My first writing table was old office furniture, heavy squared maple legs and a scarred top. It had one drawer underneath. I covered it in cloth that women gave me. I arranged objects at the far corners. I was attracted to bronze and used bronzed baby-shoe book ends to hold up the line that I was using. A feather-tipped quill pen sat in an empty, red ink jar. I padded my rolling chair. It was my table. It welcomed me into its embrace. Then I added a plant to grow by the window next to my table. I would ride on the vibrations of my things, along with stereo music.
The TV and radio could be somewhere else. Maybe the radio should be by the bed. I had the necessary elements of a room! Just a window, lamps, a rug, my records, books and stereo. A place to go to the bathroom and to eat. Later, I hung things that interested me on the walls.
The room grew to hold bookcases and paintings. My desk became a blank door set up across sawhorses. There was a lamp at either end. A typewriter and my padded rolling chair. A chair for someone else that I made look like I used for reading, but I still read in my bed on the floor, by my radio and TV. I sat by my multiplying plants.
So what makes a study?
My first thoughts are about things, books and a table but maybe it is a place that provides a sense of comfortable privacy. Maybe it’s wherever you wind up most alone. Maybe it is the place where you perform your last dance. Or the one after that.
Planks of wood on cinder-blocks, a bronzed cup from the 1905 World Fair: they were parts of older studies that didn’t make the trip. Either they were misplaced, discarded, or crumbled.
Always a table somewhere. Once across an opening that looked across to the kitchen. Once in a room that leaked from ice damming.
Then there was my window on the lake from a small room that overlooked it. There was a floor to ceiling built-in bookcase and closets on one entire wall. I added another bookcase and the computer furniture that was now so important to my writing. But it was from my chair at the computer table that I looked out daily on the wonders of the ever changing lake.

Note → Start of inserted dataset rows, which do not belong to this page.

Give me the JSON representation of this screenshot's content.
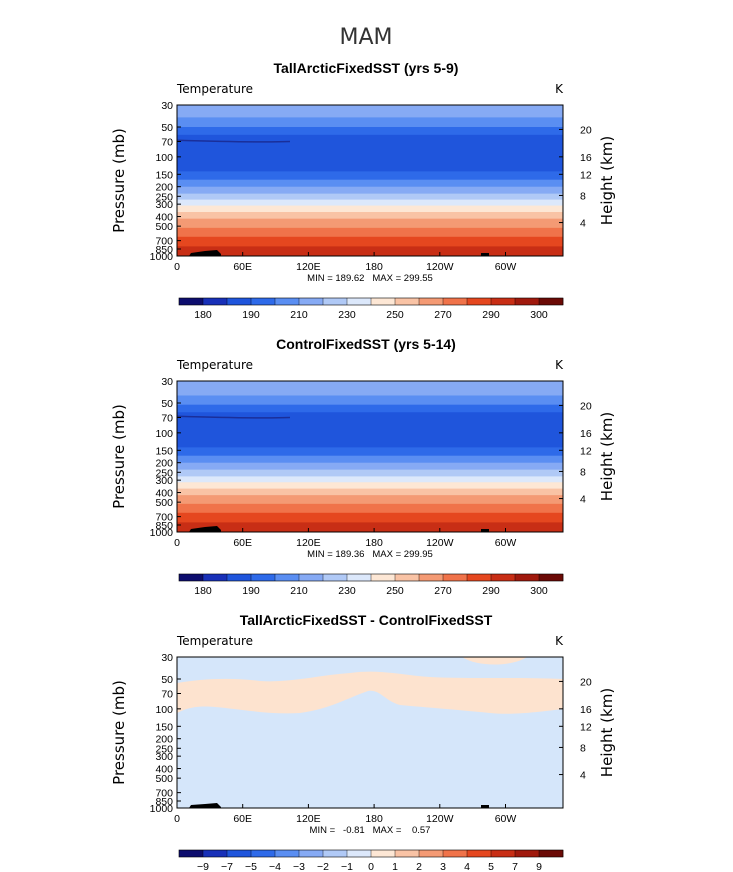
{
  "figure_title": "MAM",
  "chart_data": [
    {
      "type": "heatmap",
      "title": "TallArcticFixedSST (yrs 5-9)",
      "left_label": "Temperature",
      "right_label": "K",
      "ylabel": "Pressure (mb)",
      "ylabel_right": "Height (km)",
      "x_ticks": [
        "0",
        "60E",
        "120E",
        "180",
        "120W",
        "60W"
      ],
      "y_ticks": [
        "30",
        "50",
        "70",
        "100",
        "150",
        "200",
        "250",
        "300",
        "400",
        "500",
        "700",
        "850",
        "1000"
      ],
      "height_ticks": [
        "20",
        "16",
        "12",
        "8",
        "4"
      ],
      "min_max_text": "MIN = 189.62   MAX = 299.55",
      "colorbar_labels": [
        "180",
        "190",
        "210",
        "230",
        "250",
        "270",
        "290",
        "300"
      ],
      "colorbar_colors": [
        "#0d0d6e",
        "#1830b8",
        "#1f55dc",
        "#2e6ae9",
        "#5a8ef2",
        "#86aaf4",
        "#b0c9f6",
        "#dce8fb",
        "#fde7d5",
        "#f9c3a5",
        "#f49a74",
        "#f0734a",
        "#e5471f",
        "#c82e15",
        "#a0190d",
        "#6b0a06"
      ]
    },
    {
      "type": "heatmap",
      "title": "ControlFixedSST (yrs 5-14)",
      "left_label": "Temperature",
      "right_label": "K",
      "ylabel": "Pressure (mb)",
      "ylabel_right": "Height (km)",
      "x_ticks": [
        "0",
        "60E",
        "120E",
        "180",
        "120W",
        "60W"
      ],
      "y_ticks": [
        "30",
        "50",
        "70",
        "100",
        "150",
        "200",
        "250",
        "300",
        "400",
        "500",
        "700",
        "850",
        "1000"
      ],
      "height_ticks": [
        "20",
        "16",
        "12",
        "8",
        "4"
      ],
      "min_max_text": "MIN = 189.36   MAX = 299.95",
      "colorbar_labels": [
        "180",
        "190",
        "210",
        "230",
        "250",
        "270",
        "290",
        "300"
      ],
      "colorbar_colors": [
        "#0d0d6e",
        "#1830b8",
        "#1f55dc",
        "#2e6ae9",
        "#5a8ef2",
        "#86aaf4",
        "#b0c9f6",
        "#dce8fb",
        "#fde7d5",
        "#f9c3a5",
        "#f49a74",
        "#f0734a",
        "#e5471f",
        "#c82e15",
        "#a0190d",
        "#6b0a06"
      ]
    },
    {
      "type": "heatmap",
      "title": "TallArcticFixedSST - ControlFixedSST",
      "left_label": "Temperature",
      "right_label": "K",
      "ylabel": "Pressure (mb)",
      "ylabel_right": "Height (km)",
      "x_ticks": [
        "0",
        "60E",
        "120E",
        "180",
        "120W",
        "60W"
      ],
      "y_ticks": [
        "30",
        "50",
        "70",
        "100",
        "150",
        "200",
        "250",
        "300",
        "400",
        "500",
        "700",
        "850",
        "1000"
      ],
      "height_ticks": [
        "20",
        "16",
        "12",
        "8",
        "4"
      ],
      "min_max_text": "MIN =   -0.81   MAX =    0.57",
      "colorbar_labels": [
        "-9",
        "-7",
        "-5",
        "-4",
        "-3",
        "-2",
        "-1",
        "0",
        "1",
        "2",
        "3",
        "4",
        "5",
        "7",
        "9"
      ],
      "colorbar_colors": [
        "#0d0d6e",
        "#1830b8",
        "#1f55dc",
        "#2e6ae9",
        "#5a8ef2",
        "#86aaf4",
        "#b0c9f6",
        "#dce8fb",
        "#fde7d5",
        "#f9c3a5",
        "#f49a74",
        "#f0734a",
        "#e5471f",
        "#c82e15",
        "#a0190d",
        "#6b0a06"
      ]
    }
  ]
}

Now my study is a room with scarred furniture. Refinished pieces that are thought to be too heavy today. I still do not write at my desk. Now I have an L shaped work station with two computers and a printer and a modem and a router. My router looks like an old style desk set, pens sticking out of their slots that are now antennae for reception. My walls are filled with collages and photographs but none are of family and all have found a family here. My Chippendale fan back chair sits in this room with the secretary it sat next to 70 years ago and in a different world. I came to visit then and now I have brought them back together after so many years and experiences. I feel what they carry for each other across overlapping rugs.
There is one window but I mostly keep it covered to shut out the light. My plants have moved next door and have their own room.